I’ve also been thinking about how the road to heaven is similar to the road home that night.
- As Christians, we travel in convoy with others who are like-minded. God didn’t intend for His people to make this journey alone (Gal. 6:1-10).
- Like a reliable car and a full tank of gas in a time of panic, we carry with us the providence of God at all times (Romans 8:28).
- Like the 911 responder, there are always others who are ready to rescue when we find ourselves in spiritual danger (Heb. 10:24-26). God is definitely the first responder whenever we face a spiritual emergency. (Phil. 4:6, Lk. 11:9, Psa. 34:17).
- There is always—ALWAYS—someone trying to run me off the narrow road that leads Home (Matt. 7:13) . Because the devil is who he is ( I Peter 5:8), you and I will always be tempted in one way or another to leave the safe “pavement.”
- It’s important not to stop.
- Our transport Vehicle through this world is infinitely bigger and more dependable than anything that can try and harm us (I Cor. 10:13).
- Like the children who never even knew of any danger, there are always innocent people influenced by paths I choose. May I always remember the children who will be affected by my choices.

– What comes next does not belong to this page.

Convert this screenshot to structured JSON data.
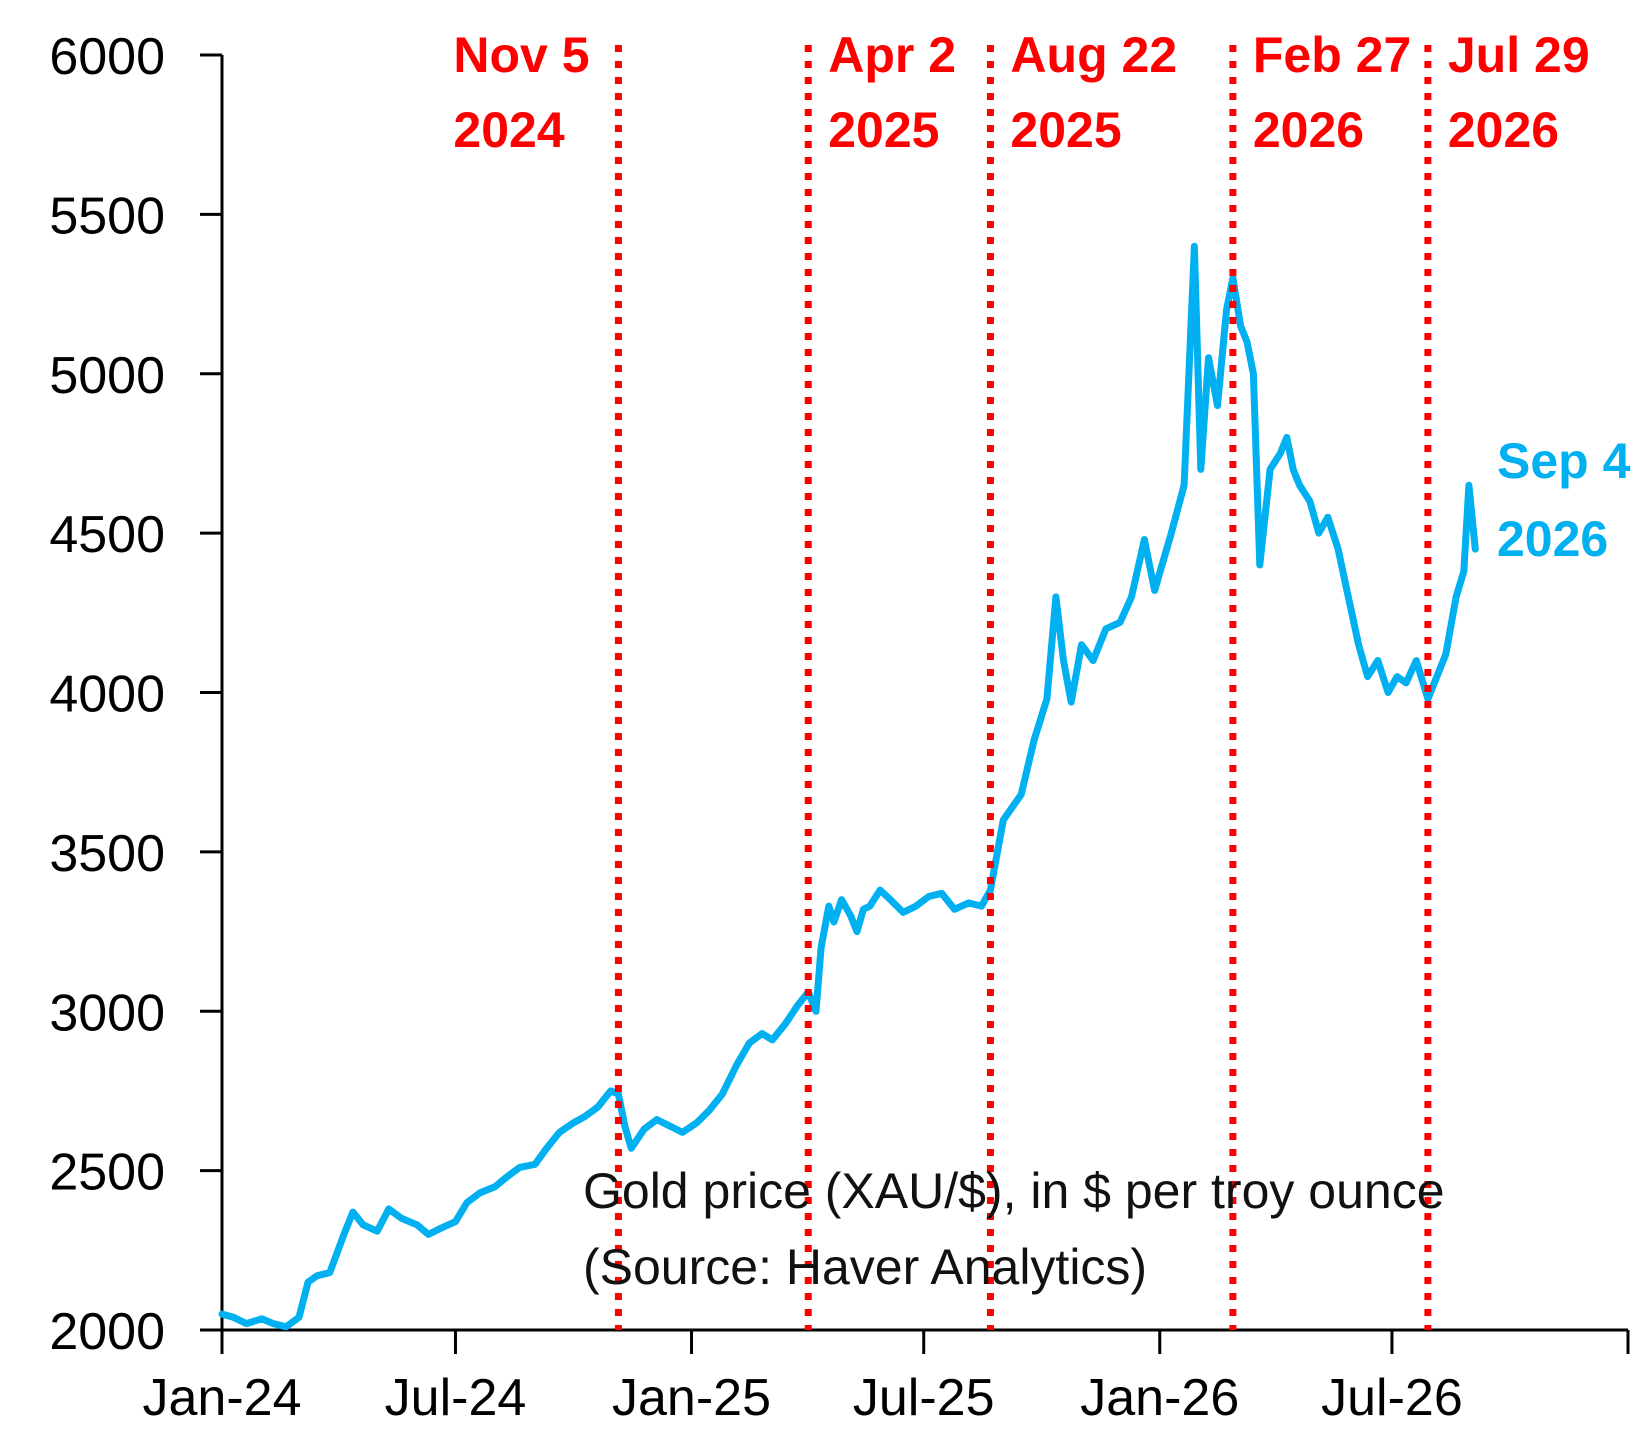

- There’s always a right turn. I pray I will always see it and take it.
- There is always a Father who’s listening. He’s concerned for you, loving you, waiting to wrap you up in a warm embrace to welcome you back to safety. I’ll never forget how my dad’s embrace felt that night when my tear-stained face was pressed against him, his arms wrapped around me. I was safe. I was loved. The Father runs (Luke 15:11) to wrap us in His arms. He is always on the Mooresville exit, waiting for us. He wants to take us home.
- Things that are relatively small when placed in the context of a lifetime can seem overwhelming in the moment. I need to think more about the bigger picture that God sees and the safety that’s mine when He is with me, even when the darkness of trials and temptation closes in for a time.